In August 2023, the Civil Justice Council (“CJC”) published Part 1 of its Review of Pre-Action Protocols. One of its key proposals was the replacement of the current Practice Direction – Pre-Action Conduct (the process which should be followed by parties prior to proceedings being issued) with a new General Pre-Action Protocol. This would apply to all cases that do not fall within a specific pre-action protocol. The General Pre-Action Protocol would require engagement in an alternative dispute resolution process prior to issuing proceedings, with a default obligation for the parties to hold a confidential pre-action meeting if they cannot agree on an appropriate dispute resolution process.

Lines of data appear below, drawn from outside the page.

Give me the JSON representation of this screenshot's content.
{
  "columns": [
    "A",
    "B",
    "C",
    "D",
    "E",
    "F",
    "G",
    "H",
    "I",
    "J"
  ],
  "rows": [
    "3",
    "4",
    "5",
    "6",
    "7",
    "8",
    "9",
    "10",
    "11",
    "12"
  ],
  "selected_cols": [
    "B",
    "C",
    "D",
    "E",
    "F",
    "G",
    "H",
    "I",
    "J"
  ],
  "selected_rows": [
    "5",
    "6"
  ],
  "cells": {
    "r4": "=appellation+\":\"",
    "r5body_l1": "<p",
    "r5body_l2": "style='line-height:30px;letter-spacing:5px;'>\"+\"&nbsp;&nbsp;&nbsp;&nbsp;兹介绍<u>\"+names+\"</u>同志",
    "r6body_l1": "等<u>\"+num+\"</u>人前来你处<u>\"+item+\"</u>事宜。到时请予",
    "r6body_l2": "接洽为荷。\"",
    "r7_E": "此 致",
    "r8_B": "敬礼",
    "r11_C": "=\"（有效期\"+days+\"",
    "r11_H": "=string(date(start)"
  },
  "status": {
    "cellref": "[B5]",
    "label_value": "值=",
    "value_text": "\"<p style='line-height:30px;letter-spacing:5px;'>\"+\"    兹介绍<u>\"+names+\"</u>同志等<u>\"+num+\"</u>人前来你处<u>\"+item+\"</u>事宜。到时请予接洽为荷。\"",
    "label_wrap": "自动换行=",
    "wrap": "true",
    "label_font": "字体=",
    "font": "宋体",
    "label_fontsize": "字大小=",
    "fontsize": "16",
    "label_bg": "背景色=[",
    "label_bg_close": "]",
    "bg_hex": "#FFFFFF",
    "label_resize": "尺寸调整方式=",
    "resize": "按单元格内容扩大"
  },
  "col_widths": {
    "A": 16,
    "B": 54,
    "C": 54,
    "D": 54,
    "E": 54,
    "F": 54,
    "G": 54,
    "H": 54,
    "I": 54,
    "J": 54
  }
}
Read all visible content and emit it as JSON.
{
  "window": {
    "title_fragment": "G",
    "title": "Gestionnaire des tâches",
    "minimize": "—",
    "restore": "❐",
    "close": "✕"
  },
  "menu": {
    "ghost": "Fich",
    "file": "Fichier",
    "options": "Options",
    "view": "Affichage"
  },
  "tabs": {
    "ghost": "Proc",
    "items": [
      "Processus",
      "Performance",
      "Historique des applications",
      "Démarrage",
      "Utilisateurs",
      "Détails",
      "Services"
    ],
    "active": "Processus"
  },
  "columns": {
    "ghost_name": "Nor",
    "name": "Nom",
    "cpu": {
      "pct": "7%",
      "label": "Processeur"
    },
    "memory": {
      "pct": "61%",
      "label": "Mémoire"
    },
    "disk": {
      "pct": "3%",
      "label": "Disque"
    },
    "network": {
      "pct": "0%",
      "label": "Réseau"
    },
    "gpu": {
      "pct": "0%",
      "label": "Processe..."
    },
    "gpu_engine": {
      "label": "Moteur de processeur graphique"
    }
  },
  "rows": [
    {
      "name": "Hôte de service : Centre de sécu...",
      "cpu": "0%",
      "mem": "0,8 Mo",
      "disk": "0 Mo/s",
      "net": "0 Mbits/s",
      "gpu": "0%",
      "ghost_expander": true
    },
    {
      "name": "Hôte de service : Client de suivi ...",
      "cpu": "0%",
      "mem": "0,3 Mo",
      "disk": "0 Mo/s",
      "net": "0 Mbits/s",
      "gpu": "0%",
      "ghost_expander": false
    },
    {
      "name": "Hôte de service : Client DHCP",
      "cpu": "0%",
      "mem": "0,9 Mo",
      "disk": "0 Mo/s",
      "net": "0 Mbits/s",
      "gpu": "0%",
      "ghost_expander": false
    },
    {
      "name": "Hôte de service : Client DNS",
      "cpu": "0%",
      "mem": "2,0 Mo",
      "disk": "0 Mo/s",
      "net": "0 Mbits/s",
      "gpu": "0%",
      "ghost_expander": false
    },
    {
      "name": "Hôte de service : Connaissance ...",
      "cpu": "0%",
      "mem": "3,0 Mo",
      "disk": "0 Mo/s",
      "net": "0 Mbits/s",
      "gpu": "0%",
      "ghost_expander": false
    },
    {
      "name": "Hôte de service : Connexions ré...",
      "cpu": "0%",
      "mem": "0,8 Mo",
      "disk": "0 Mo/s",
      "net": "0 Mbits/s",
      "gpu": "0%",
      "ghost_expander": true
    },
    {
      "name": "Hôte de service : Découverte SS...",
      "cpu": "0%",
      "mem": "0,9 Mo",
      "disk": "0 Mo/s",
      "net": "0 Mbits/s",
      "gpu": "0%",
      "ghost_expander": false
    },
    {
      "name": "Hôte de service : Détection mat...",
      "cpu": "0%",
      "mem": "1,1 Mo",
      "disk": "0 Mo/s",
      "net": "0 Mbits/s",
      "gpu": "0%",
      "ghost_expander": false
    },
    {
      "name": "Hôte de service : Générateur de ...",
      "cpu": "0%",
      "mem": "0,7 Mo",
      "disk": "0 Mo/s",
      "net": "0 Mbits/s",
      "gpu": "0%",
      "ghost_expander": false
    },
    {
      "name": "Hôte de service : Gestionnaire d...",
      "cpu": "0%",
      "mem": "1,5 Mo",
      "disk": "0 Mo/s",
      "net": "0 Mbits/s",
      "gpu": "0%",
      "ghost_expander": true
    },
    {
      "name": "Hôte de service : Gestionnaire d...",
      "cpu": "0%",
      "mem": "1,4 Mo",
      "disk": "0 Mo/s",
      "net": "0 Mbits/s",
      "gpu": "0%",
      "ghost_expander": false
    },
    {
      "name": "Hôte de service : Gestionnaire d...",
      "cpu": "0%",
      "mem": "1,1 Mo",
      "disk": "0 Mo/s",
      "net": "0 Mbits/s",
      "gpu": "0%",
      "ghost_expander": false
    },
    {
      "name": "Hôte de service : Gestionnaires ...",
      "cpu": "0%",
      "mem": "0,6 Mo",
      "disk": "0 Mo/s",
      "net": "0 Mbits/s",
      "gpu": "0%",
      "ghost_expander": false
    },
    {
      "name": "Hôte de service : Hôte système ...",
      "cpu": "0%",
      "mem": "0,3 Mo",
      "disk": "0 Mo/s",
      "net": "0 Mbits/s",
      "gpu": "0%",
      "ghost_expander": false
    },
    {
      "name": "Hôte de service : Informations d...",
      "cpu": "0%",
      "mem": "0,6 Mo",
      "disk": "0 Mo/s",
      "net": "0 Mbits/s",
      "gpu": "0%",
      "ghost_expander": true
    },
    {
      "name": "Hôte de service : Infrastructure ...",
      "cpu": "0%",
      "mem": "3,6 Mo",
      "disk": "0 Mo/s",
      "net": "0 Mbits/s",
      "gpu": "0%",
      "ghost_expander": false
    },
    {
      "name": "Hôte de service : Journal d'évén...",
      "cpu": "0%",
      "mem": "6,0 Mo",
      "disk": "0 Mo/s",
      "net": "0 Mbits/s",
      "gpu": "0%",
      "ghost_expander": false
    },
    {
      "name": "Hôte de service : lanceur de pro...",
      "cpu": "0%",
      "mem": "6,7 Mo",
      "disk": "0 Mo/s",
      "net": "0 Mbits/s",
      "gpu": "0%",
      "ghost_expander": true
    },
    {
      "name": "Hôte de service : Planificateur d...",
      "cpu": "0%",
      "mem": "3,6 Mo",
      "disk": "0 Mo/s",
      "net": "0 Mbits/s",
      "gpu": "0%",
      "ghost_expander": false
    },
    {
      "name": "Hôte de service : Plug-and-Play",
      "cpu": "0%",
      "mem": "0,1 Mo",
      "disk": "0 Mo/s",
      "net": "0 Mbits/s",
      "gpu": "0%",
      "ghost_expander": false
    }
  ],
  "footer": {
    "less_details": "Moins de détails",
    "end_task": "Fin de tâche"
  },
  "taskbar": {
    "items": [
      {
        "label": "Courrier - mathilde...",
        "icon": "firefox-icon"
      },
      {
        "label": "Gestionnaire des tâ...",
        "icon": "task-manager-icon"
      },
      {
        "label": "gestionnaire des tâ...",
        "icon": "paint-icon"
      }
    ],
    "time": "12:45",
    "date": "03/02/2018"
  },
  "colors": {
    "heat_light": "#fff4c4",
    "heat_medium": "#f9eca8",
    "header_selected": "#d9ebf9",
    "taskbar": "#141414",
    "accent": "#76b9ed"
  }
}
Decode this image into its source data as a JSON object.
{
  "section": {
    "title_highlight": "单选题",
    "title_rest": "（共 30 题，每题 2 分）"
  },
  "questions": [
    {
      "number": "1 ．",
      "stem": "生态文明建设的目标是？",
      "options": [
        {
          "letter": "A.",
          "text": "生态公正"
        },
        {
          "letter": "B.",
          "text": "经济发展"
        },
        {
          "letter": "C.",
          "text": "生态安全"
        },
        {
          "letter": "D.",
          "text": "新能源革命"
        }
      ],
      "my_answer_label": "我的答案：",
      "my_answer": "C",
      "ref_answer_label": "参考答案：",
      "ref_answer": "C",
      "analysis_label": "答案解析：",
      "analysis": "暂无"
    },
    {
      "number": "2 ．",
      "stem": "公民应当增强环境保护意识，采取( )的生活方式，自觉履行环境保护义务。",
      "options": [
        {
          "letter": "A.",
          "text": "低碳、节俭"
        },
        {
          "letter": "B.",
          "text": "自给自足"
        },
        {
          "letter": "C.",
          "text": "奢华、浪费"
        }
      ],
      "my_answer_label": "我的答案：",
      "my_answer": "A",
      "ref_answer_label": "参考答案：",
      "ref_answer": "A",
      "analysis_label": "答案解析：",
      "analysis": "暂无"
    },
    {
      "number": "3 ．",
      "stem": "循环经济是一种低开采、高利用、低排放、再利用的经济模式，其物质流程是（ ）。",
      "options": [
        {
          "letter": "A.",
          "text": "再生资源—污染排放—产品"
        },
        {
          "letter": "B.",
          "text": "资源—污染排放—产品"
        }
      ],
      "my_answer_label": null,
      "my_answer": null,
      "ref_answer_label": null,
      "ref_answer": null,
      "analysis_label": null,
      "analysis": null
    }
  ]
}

Whether the General Pre-Action Protocol would apply to high value and/or complex litigation in the Business and Property Courts will remain to be seen. The CJC working group has asked for consultations with litigators and Counsel regarding the need for a specific, more flexible pre-action protocol to apply to such cases. This will be considered in Part 2 of the CJC's review.
There are other moves towards compulsory ADR. The Government has announced the compulsory use of mediation in small claims in the County Court and the judiciary are driving to have ADR incorporated into a digitised court system. In addition, in October 2023, The Law Society of England and Wales published a green paper outlining policy proposals to fix the civil justice system. Albeit the focus was on improving access to justice for small businesses and individuals, one of the key suggestions was a 'one-stop shop' online diagnostic tool which would identify the most appropriate dispute resolution processes for the legal issue faced by the user. Indeed, rather than using the term ADR, the term 'Non-Court Dispute Resolution' or 'NCDR' was used, to "reflect the fact that these methods now form a core component of the justice system and should not be considered 'alternative'". It is estimated that this proposal could result in a £72 million saving for Claimants, Defendants and the Court over five years.
We will see how these developments progress and whether the recommendations will be implemented.
In the meantime, case law is also developing. In November 2023, the Court of Appeal is due to consider the principle established in a previous case that parties could not be compelled to mediate. Although a party to litigation may not be compelled to mediate at the moment, it could still be penalised in costs in the event that it was unsuccessful and an offer to mediate was made but unreasonably refused, so care must be taken.
Our Alternative Dispute Resolution Service
Lewis Silkin has an outstanding team of lawyers specialising in all aspects of commercial disputes, with vast practical experience of modern litigation and ADR, with a number of the team being CEDR accredited mediators. We are now using our expertise to offer ADR services bespoke to these unprecedented times. In particular, we can ensure that parties who are facing early-stage contentious issues receive appropriate help, such as settlement facilitation assistance, early neutral evaluations and mediation. Further details of our LS Resolve service can be accessed here.
The Civil Mediation Council (CMC), the Chartered Institute of Arbitrators (Ciarb) and the Centre for Effective Dispute Resolution (CEDR) have joined forces and have been granted the right to intervene in the case of Churchill v Merthyr Tydfil County Borough Council before the Court of Appeal later in the year. The organisations will provide a written intervention. The aim is to set aside the Halsey judgment on article 6 which has proved to be a thorn in the side of mediation in England and Wales, stopping parties from being referred to mediation in many cases.